I have seen lenders who will not lend on certain condominium projects in Park City. In one recent situation, a lender didn’t lend on a project because the HOA owned one of the units. Another time the lender thought the project was a condo-hotel because it used to have a front desk. Condominiums can be tricky in Park City.
Solution: I always recommend my condominium buyers work with local Park City lenders. Our lenders have condominium projects “pre-approved”, meaning they already have the necessary documents from the HOA and they know they can lend on it. Don’t take a chance of having to switch lenders in the middle of a transaction.
The Utah Real Estate Purchase Contract (REPC) is an “as is” contract. That doesn’t stop buyers from trying to get the seller to restore the property to its original condition. I have written about this before (see here and here).
Solution: When I am working with sellers and we know there are issues with the home, like a window with a broken seal, I encourage the seller to get an estimate right away. It’s much better to take the time and work through such issues before the heat of a negotiation. When working with buyers, I inform them that the purpose of the inspection is not to re-open the negotiation for the house. Some buyers intentionally offer a higher price and then expect to get significant price reductions after the inspection. This strategy is definitely not appreciated by me nor my clients. Almost any defect with a home can be fixed. The issue is who pays for it. This is when you need skilled representation.

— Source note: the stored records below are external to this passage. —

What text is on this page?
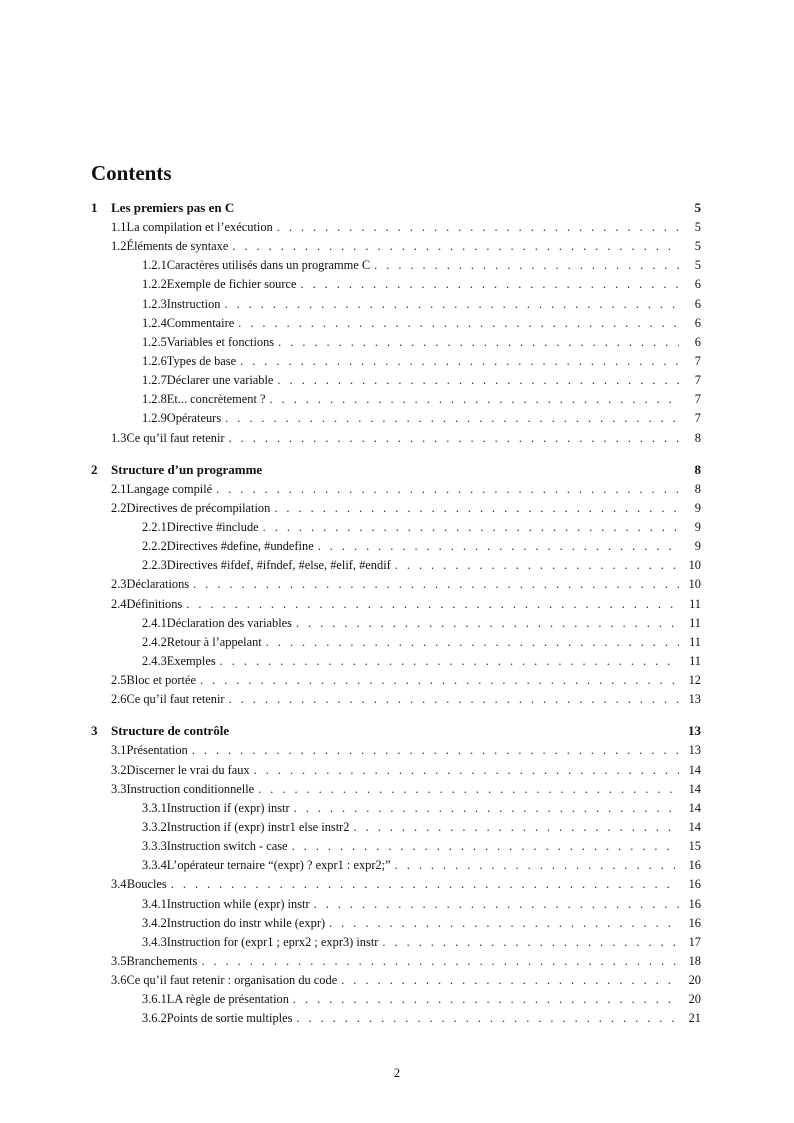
Contents
1	Les premiers pas en C	5
1.1 La compilation et l’exécution . . .	5
1.2 Éléments de syntaxe . . .	5
1.2.1 Caractères utilisés dans un programme C . . .	5
1.2.2 Exemple de fichier source . . .	6
1.2.3 Instruction . . .	6
1.2.4 Commentaire . . .	6
1.2.5 Variables et fonctions . . .	6
1.2.6 Types de base . . .	7
1.2.7 Déclarer une variable . . .	7
1.2.8 Et... concrètement ? . . .	7
1.2.9 Opérateurs . . .	7
1.3 Ce qu’il faut retenir . . .	8
2	Structure d’un programme	8
2.1 Langage compilé . . .	8
2.2 Directives de précompilation . . .	9
2.2.1 Directive #include . . .	9
2.2.2 Directives #define, #undefine . . .	9
2.2.3 Directives #ifdef, #ifndef, #else, #elif, #endif . . .	10
2.3 Déclarations . . .	10
2.4 Définitions . . .	11
2.4.1 Déclaration des variables . . .	11
2.4.2 Retour à l’appelant . . .	11
2.4.3 Exemples . . .	11
2.5 Bloc et portée . . .	12
2.6 Ce qu’il faut retenir . . .	13
3	Structure de contrôle	13
3.1 Présentation . . .	13
3.2 Discerner le vrai du faux . . .	14
3.3 Instruction conditionnelle . . .	14
3.3.1 Instruction if (expr) instr . . .	14
3.3.2 Instruction if (expr) instr1 else instr2 . . .	14
3.3.3 Instruction switch - case . . .	15
3.3.4 L’opérateur ternaire “(expr) ? expr1 : expr2;” . . .	16
3.4 Boucles . . .	16
3.4.1 Instruction while (expr) instr . . .	16
3.4.2 Instruction do instr while (expr) . . .	16
3.4.3 Instruction for (expr1 ; eprx2 ; expr3) instr . . .	17
3.5 Branchements . . .	18
3.6 Ce qu’il faut retenir : organisation du code . . .	20
3.6.1 LA règle de présentation . . .	20
3.6.2 Points de sortie multiples . . .	21
2
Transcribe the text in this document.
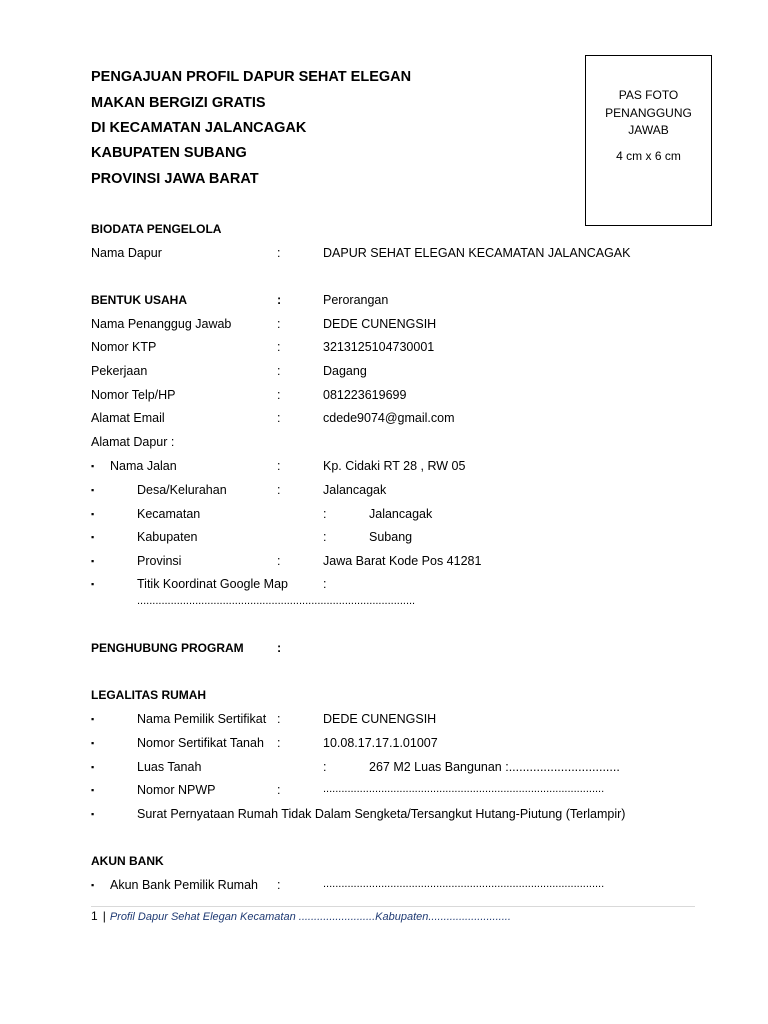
PENGAJUAN PROFIL DAPUR SEHAT ELEGAN
MAKAN BERGIZI GRATIS
DI KECAMATAN JALANCAGAK
KABUPATEN SUBANG
PROVINSI JAWA BARAT
PAS FOTO
PENANGGUNG
JAWAB
4 cm x 6 cm
BIODATA PENGELOLA
Nama Dapur	:	DAPUR SEHAT ELEGAN KECAMATAN JALANCAGAK
BENTUK USAHA	:	Perorangan
Nama Penanggug Jawab	:	DEDE CUNENGSIH
Nomor KTP	:	3213125104730001
Pekerjaan	:	Dagang
Nomor Telp/HP	:	081223619699
Alamat Email	:	cdede9074@gmail.com
Alamat Dapur :
▪ Nama Jalan	:	Kp. Cidaki RT 28 , RW 05
▪	Desa/Kelurahan	:	Jalancagak
▪	Kecamatan	:	Jalancagak
▪	Kabupaten	:	Subang
▪	Provinsi	:	Jawa Barat Kode Pos 41281
▪	Titik Koordinat Google Map	:
...........................................................................................
PENGHUBUNG PROGRAM	:
LEGALITAS RUMAH
▪	Nama Pemilik Sertifikat :	DEDE CUNENGSIH
▪	Nomor Sertifikat Tanah :	10.08.17.17.1.01007
▪	Luas Tanah	:	267 M2 Luas Bangunan :................................
▪	Nomor NPWP	:	............................................................................................
▪	Surat Pernyataan Rumah Tidak Dalam Sengketa/Tersangkut Hutang-Piutung (Terlampir)
AKUN BANK
▪ Akun Bank Pemilik Rumah :	............................................................................................
1 | Profil Dapur Sehat Elegan Kecamatan .........................Kabupaten...........................
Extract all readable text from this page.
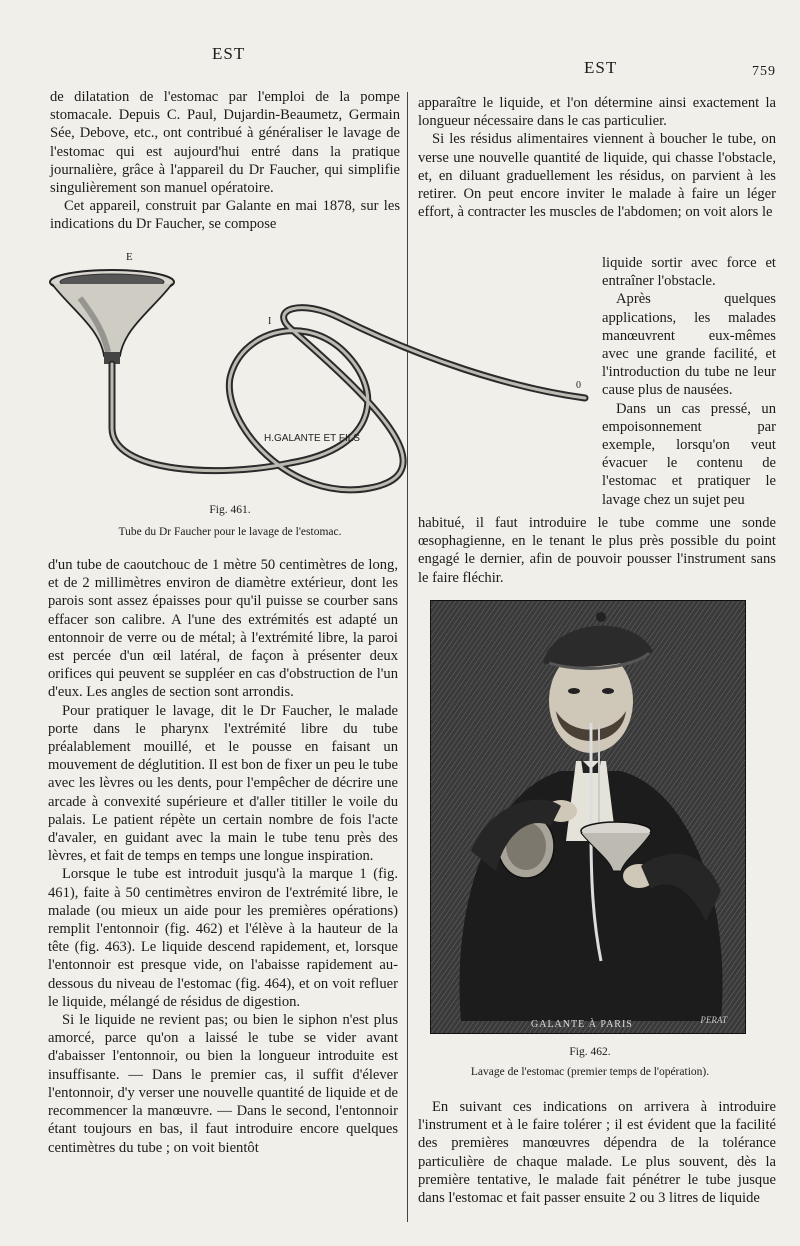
EST
EST	759

de dilatation de l'estomac par l'emploi de la pompe stomacale. Depuis C. Paul, Dujardin-Beaumetz, Germain Sée, Debove, etc., ont contribué à généraliser le lavage de l'estomac qui est aujourd'hui entré dans la pratique journalière, grâce à l'appareil du Dr Faucher, qui simplifie singulièrement son manuel opératoire.

Cet appareil, construit par Galante en mai 1878, sur les indications du Dr Faucher, se compose

E
I
0
H.GALANTE ET FILS
Fig. 461.
Tube du Dr Faucher pour le lavage de l'estomac.

d'un tube de caoutchouc de 1 mètre 50 centimètres de long, et de 2 millimètres environ de diamètre extérieur, dont les parois sont assez épaisses pour qu'il puisse se courber sans effacer son calibre. A l'une des extrémités est adapté un entonnoir de verre ou de métal; à l'extrémité libre, la paroi est percée d'un œil latéral, de façon à présenter deux orifices qui peuvent se suppléer en cas d'obstruction de l'un d'eux. Les angles de section sont arrondis.

Pour pratiquer le lavage, dit le Dr Faucher, le malade porte dans le pharynx l'extrémité libre du tube préalablement mouillé, et le pousse en faisant un mouvement de déglutition. Il est bon de fixer un peu le tube avec les lèvres ou les dents, pour l'empêcher de décrire une arcade à convexité supérieure et d'aller titiller le voile du palais. Le patient répète un certain nombre de fois l'acte d'avaler, en guidant avec la main le tube tenu près des lèvres, et fait de temps en temps une longue inspiration.

Lorsque le tube est introduit jusqu'à la marque 1 (fig. 461), faite à 50 centimètres environ de l'extrémité libre, le malade (ou mieux un aide pour les premières opérations) remplit l'entonnoir (fig. 462) et l'élève à la hauteur de la tête (fig. 463). Le liquide descend rapidement, et, lorsque l'entonnoir est presque vide, on l'abaisse rapidement au-dessous du niveau de l'estomac (fig. 464), et on voit refluer le liquide, mélangé de résidus de digestion.

Si le liquide ne revient pas; ou bien le siphon n'est plus amorcé, parce qu'on a laissé le tube se vider avant d'abaisser l'entonnoir, ou bien la longueur introduite est insuffisante. — Dans le premier cas, il suffit d'élever l'entonnoir, d'y verser une nouvelle quantité de liquide et de recommencer la manœuvre. — Dans le second, l'entonnoir étant toujours en bas, il faut introduire encore quelques centimètres du tube ; on voit bientôt

apparaître le liquide, et l'on détermine ainsi exactement la longueur nécessaire dans le cas particulier.

Si les résidus alimentaires viennent à boucher le tube, on verse une nouvelle quantité de liquide, qui chasse l'obstacle, et, en diluant graduellement les résidus, on parvient à les retirer. On peut encore inviter le malade à faire un léger effort, à contracter les muscles de l'abdomen; on voit alors le

liquide sortir avec force et entraîner l'obstacle.

Après quelques applications, les malades manœuvrent eux-mêmes avec une grande facilité, et l'introduction du tube ne leur cause plus de nausées.

Dans un cas pressé, un empoisonnement par exemple, lorsqu'on veut évacuer le contenu de l'estomac et pratiquer le lavage chez un sujet peu

habitué, il faut introduire le tube comme une sonde œsophagienne, en le tenant le plus près possible du point engagé le dernier, afin de pouvoir pousser l'instrument sans le faire fléchir.

GALANTE À PARIS	PERAT
Fig. 462.
Lavage de l'estomac (premier temps de l'opération).

En suivant ces indications on arrivera à introduire l'instrument et à le faire tolérer ; il est évident que la facilité des premières manœuvres dépendra de la tolérance particulière de chaque malade. Le plus souvent, dès la première tentative, le malade fait pénétrer le tube jusque dans l'estomac et fait passer ensuite 2 ou 3 litres de liquide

The buyers do their final walkthrough of the home one day to one week prior to closing. The purpose of the walkthrough is to ensure the home is in the same condition as it was when it was purchased and to make sure any personal property and fixtures that were part of the contract are present in the home. The purpose is not to start nitpicking on defects that have always been present in the home.

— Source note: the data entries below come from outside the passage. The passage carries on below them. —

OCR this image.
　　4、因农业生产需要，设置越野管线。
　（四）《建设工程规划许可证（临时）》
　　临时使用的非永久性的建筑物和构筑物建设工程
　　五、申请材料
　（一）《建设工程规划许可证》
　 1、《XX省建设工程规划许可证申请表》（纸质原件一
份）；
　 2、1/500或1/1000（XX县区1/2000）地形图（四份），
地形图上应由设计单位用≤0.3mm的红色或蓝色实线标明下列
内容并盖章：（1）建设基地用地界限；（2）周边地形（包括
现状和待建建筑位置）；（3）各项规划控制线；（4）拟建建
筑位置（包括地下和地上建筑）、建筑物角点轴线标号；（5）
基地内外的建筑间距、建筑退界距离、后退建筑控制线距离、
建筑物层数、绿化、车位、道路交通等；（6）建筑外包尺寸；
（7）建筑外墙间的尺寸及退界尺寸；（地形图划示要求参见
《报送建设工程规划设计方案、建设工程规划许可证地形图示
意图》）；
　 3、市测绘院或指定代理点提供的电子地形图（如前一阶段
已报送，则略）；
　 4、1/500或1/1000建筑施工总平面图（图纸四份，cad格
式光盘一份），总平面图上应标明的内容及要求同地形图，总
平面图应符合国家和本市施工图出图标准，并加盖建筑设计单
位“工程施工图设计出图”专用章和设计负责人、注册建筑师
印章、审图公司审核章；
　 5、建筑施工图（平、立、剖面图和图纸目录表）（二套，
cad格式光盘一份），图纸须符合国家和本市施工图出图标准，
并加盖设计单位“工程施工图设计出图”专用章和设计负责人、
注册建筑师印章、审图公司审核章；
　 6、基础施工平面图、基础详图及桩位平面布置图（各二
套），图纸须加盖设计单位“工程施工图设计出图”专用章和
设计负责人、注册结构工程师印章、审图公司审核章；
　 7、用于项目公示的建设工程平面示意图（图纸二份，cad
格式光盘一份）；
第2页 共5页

Solution: Good communication between sellers and their agent is key. Recently, my clients told me the movers took a chunk of drywall out of the staircase during their move. The I notified the buyers’ agent and the buyers did not even ask the sellers for money to fix the drywall. The Utah Real Estate Purchase Contract says the home must be “broom clean and free of debris”. I remind my sellers to schedule a cleaning crew after the move. No one wants to move into someone else’s dust bunnies.
These are just some of the myriad of issues that can cause drama, delays and cancelled contracts. Have you ever had a closing delayed?